In this case, bilateral NB to the greater, lesser, auriculotemporal, supraorbita, and supratrochlear nerves was suggested based on the pain pattern, and the response was dramatic. The positive response to NB was sustained, and the presence of wearing off before the next treatment suggests ongoing NB benefit. However, the duration of the analgesic effect from NB remains unpredictable. It could be hypothesized that following the pain pattern with NB injection can potentially be a treatment option for NDPH. By targeting the afferent transmission from the peripheral nerves (broader location and targeting more peripheral inputs if the exam is suggestive), it may contribute to a more adequate decrease in the afferent transmission to the dorsal root ganglion in the trigeminocervical complex (TCC) in the brainstem and upper cervical spine. Thus, it will decrease the projection from the TCC to the thalamus, from which thalamocortical neurons relay sensory information to multiple cortical areas, causing multiple features such as headache, photophobia, phonophobia and nausea. By modulating the afferent transmission from the peripheral nerves, it may contribute to decreasing trigeminal activation and reducing the risk of central sensitization and chronic pain. The inadequate response to the initial bilateral greater and lesser occipital NB may be related to inadequate peripheral afferent transmission blockade.

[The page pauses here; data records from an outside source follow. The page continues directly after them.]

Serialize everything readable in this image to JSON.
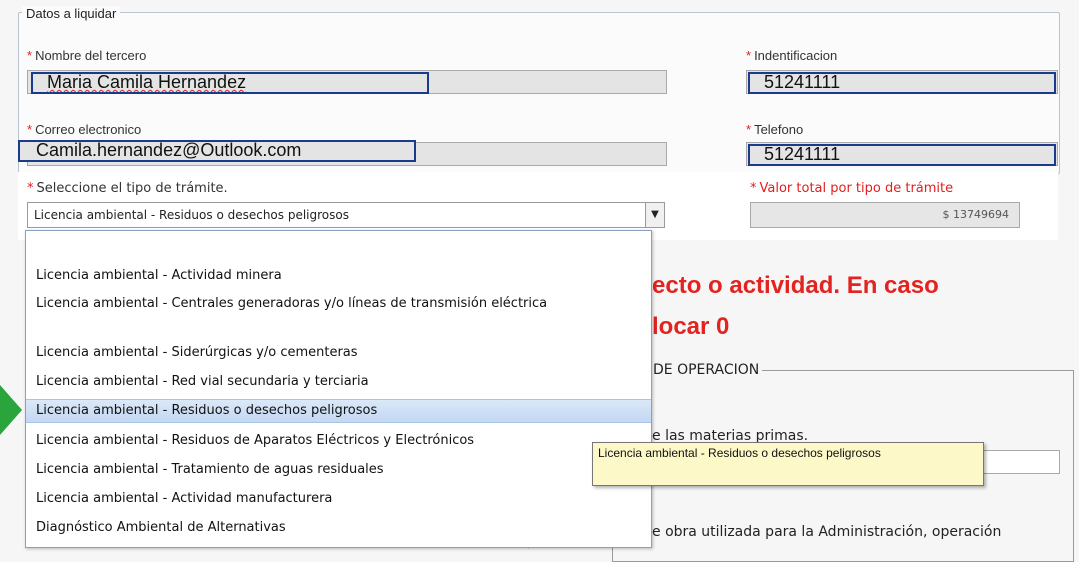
{
  "section": {
    "legend": "Datos a liquidar",
    "nombre": {
      "label": "Nombre del tercero",
      "value": "Maria Camila Hernandez"
    },
    "identificacion": {
      "label": "Indentificacion",
      "value": "51241111"
    },
    "correo": {
      "label": "Correo electronico",
      "value": "Camila.hernandez@Outlook.com"
    },
    "telefono": {
      "label": "Telefono",
      "value": "51241111"
    }
  },
  "tramite": {
    "label": "Seleccione el tipo de trámite.",
    "selected": "Licencia ambiental - Residuos o desechos peligrosos",
    "arrow": "chevron-down-icon",
    "valor_label": "Valor total por tipo de trámite",
    "valor": "$ 13749694",
    "options": [
      "Licencia ambiental - Actividad minera",
      "Licencia ambiental - Centrales generadoras y/o líneas de transmisión eléctrica",
      "Licencia ambiental - Siderúrgicas y/o cementeras",
      "Licencia ambiental - Red vial secundaria y terciaria",
      "Licencia ambiental - Residuos o desechos peligrosos",
      "Licencia ambiental - Residuos de Aparatos Eléctricos y Electrónicos",
      "Licencia ambiental - Tratamiento de aguas residuales",
      "Licencia ambiental - Actividad manufacturera",
      "Diagnóstico Ambiental de Alternativas"
    ],
    "highlighted_index": 4,
    "tooltip": "Licencia ambiental - Residuos o desechos peligrosos"
  },
  "background": {
    "heading_line1": "ecto o actividad. En caso",
    "heading_line2": "locar 0",
    "fieldset_legend": "DE OPERACION",
    "text1": "e las materias primas.",
    "text2": "e obra utilizada para la Administración, operación"
  },
  "colors": {
    "required": "#e02020",
    "heading": "#e3231f",
    "arrow": "#2aa43c"
  }
}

The advantage of NB lies in its tolerability and side effect profile. The use of NB can minimize the risk of developing medication overuse headache, which is often comorbid in NDPH patients. A clue to predict response to NB may be elicited during examination based on tenderness upon palpation in the nerve distribution (for example: greater and lesser occipital, auriculotemporal, supraorbital and supratrochlear nerves). Hence, local tenderness as a selection criterion should be considered in future trials. There are still many uncertainties beyond the location of peripheral NB, including the type of local anesthetics used (longer-acting vs. shorter-acting) and whether steroids are included. This is not a well-published area, and most studies are heterogeneous. Larger trials should be conducted to evaluate the efficacy of NB in NDPH patients.